Alright, Jocelyn Jane thanks for taking the time to share your stories and insights with us today. Can you share an important lesson you learned in a prior job that’s helped you in your career afterwards?
For over two decades, I was a figure skating coach to mostly girls and young women ages 6-18. I witnessed all different types of coaching methods around me: tough love, friendship, loud-n-angry, punishing, fear-based, quiet, strict, loose. While I was finding my footing, I tried out a few of these coaching personas – I yelled, I pushed hard – and discovered quickly that, while discouragement can “feed” a few athletes, it mostly just thwarts progress and destroys confidence in the long term.
I landed on a coaching practice that was technical in nature and highly specific, but at the same time, I tried to prioritize fun and creativity. My theory was that if athletes kept coming into the rink with enthusiasm and without dread there was a higher chance they’d stick with it. It doesn’t matter how talented or hard-working you are if you are so miserable in any given sport, hobby, or career, that you quit. My goal was always to support students through the end of high school (and beyond if they wanted). I tried wacky things like showing kids illustrations of gorillas with bad posture (i.e. not how we want to skate, nothing against gorillas) versus an upright giraffe (i.e. better posture for skaters minus about seven feet of neck). I doled out encouraging stickers to kids “way too old” for stickers (no one’s ever too old for a cheesy sticker), and embarrassed myself with all manner of stories or photos from my past. Where there is laughter, there is relaxation. Where there is relaxation, there is increased receptivity to learn and attempt difficult things.
Along the way, I complimented even the tiniest improvements and highlighted inherent strengths. When I left coaching skating a few years ago to try my next difficult thing i.e. writing full-time and coaching others through their own writing projects, I brought the same levity, some silliness, and a determination to elevate the positive. If someone is struggling with their edit, I wear my T-shirt with a bespectacled bunny who is “an expert editor,” I bring nesting dolls to memoir classes to demonstrate any number of concepts, and invoke songs or relevant reels. My theory is exactly the same as it was on the ice: only if writers keep writing will they have the opportunity to improve and reach their goals. I’ve found that connecting with joy in any process increases the chance of success.

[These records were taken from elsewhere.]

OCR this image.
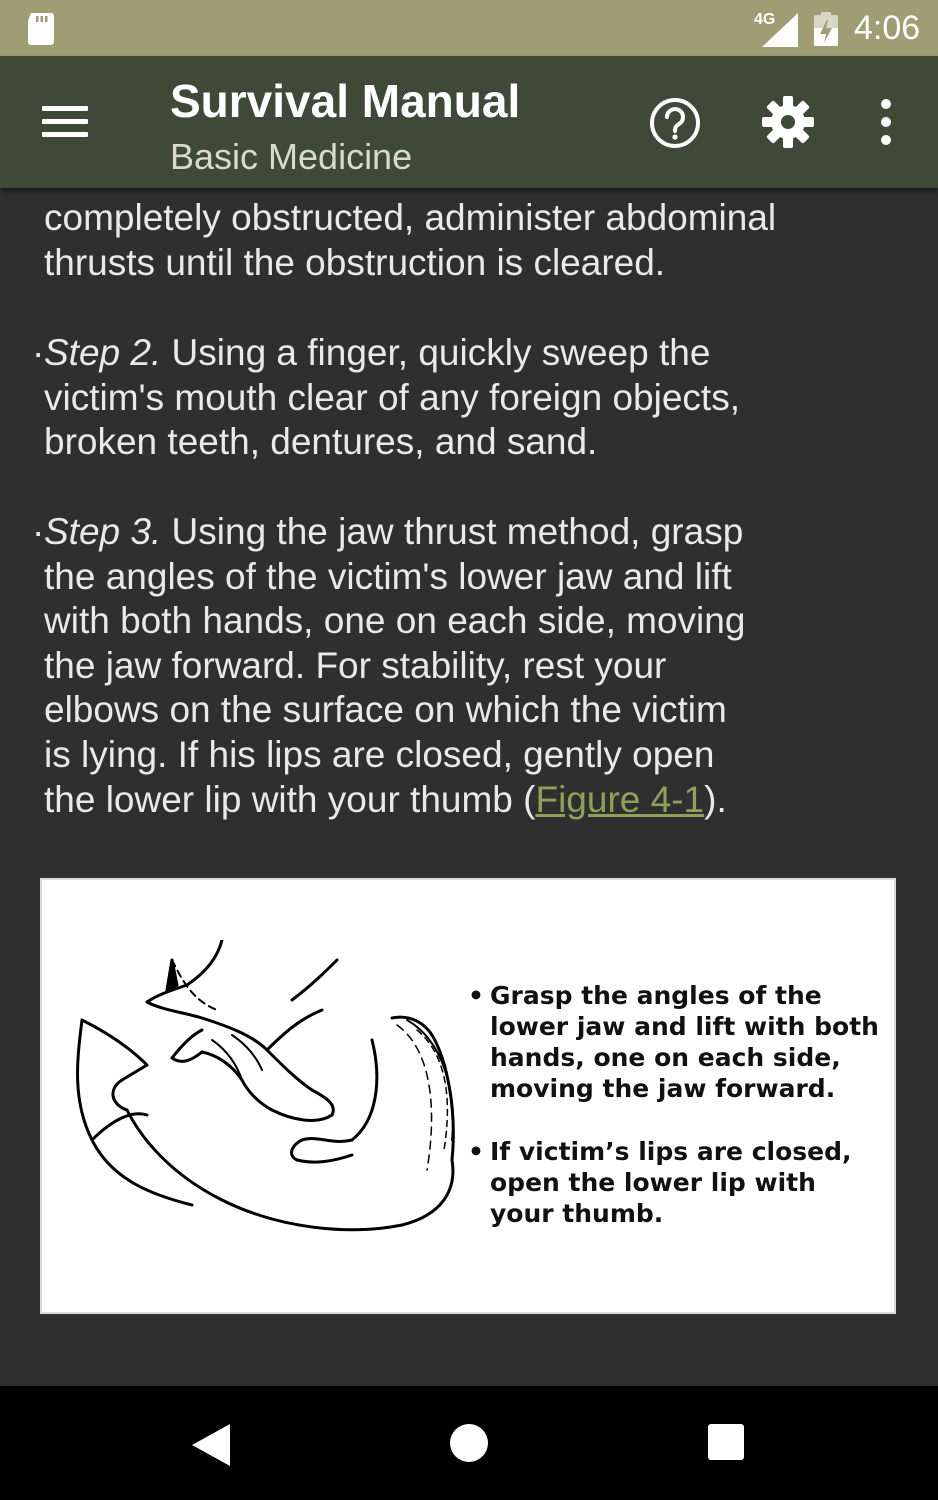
4G 4:06
Survival Manual
Basic Medicine

completely obstructed, administer abdominal
thrusts until the obstruction is cleared.

· Step 2. Using a finger, quickly sweep the victim's mouth clear of any foreign objects, broken teeth, dentures, and sand.

· Step 3. Using the jaw thrust method, grasp the angles of the victim's lower jaw and lift with both hands, one on each side, moving the jaw forward. For stability, rest your elbows on the surface on which the victim is lying. If his lips are closed, gently open the lower lip with your thumb (Figure 4-1).

• Grasp the angles of the lower jaw and lift with both hands, one on each side, moving the jaw forward.
• If victim’s lips are closed, open the lower lip with your thumb.
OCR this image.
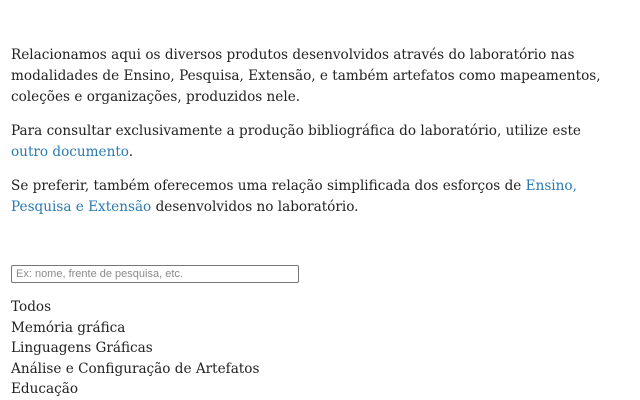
Relacionamos aqui os diversos produtos desenvolvidos através do laboratório nas modalidades de Ensino, Pesquisa, Extensão, e também artefatos como mapeamentos, coleções e organizações, produzidos nele.

Para consultar exclusivamente a produção bibliográfica do laboratório, utilize este outro documento.

Se preferir, também oferecemos uma relação simplificada dos esforços de Ensino, Pesquisa e Extensão desenvolvidos no laboratório.

Ex: nome, frente de pesquisa, etc.
Todos
Memória gráfica
Linguagens Gráficas
Análise e Configuração de Artefatos
Educação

Jocelyn Jane, love having you share your insights with us. Before we ask you more questions, maybe you can take a moment to introduce yourself to our readers who might have missed our earlier conversations?
My book, Motion Dazzle: A Memoir of Motherhood, Loss, and Skating on Thin Ice will be released by Vine Leaves Press on September 30, 2025. It’s about losing my elegant and supportive mother on my son’s first birthday, the day I hosted a zebra-themed party at our house. On that day, and through the challenging times before and after it, I drew on strengths I developed as a figure skater. I competed in the sport for 11 years: ages 8-19, participating in the US National Figure Skating Championships four times with my brother as my skating partner. I went on to coach at the national level for over 20 years. I’m interested in how we all have to “put on a performance” in our daily lives and push through pain, even when not wearing skates. For the most part, I don’t see this as a negative thing or a form of fakery, but rather a necessary coping mechanism, especially when caring for elders and children.
I have loved writing since I was very young. I studied English with a focus on Creative Writing at the University of Pennsylvania as an undergrad and went on to get my MFA in Creative Writing (fiction) at Sarah Lawrence College. My personal essays and creative nonfiction pieces have appeared in numerous commercial publications – from The New York Times and Slate to Newsweek and WIRED – and in numerous literary magazines such as The Offing, Colorado Review, and HAD.
I now teach writing classes and work with writing clients privately. I support adults working on their personal essays or memoirs and I also support college and graduate school applicants working on their admissions essays. The work ethic I learned as a skater has impacted not only my own writing career but also what I impart to others. It takes a lot of practice and repetition to become a strong, accomplished athlete and the same thing is true in writing. Instead of fearing or resisting hard work, we can embrace it and figure out how to make it as enjoyable and rewarding as possible.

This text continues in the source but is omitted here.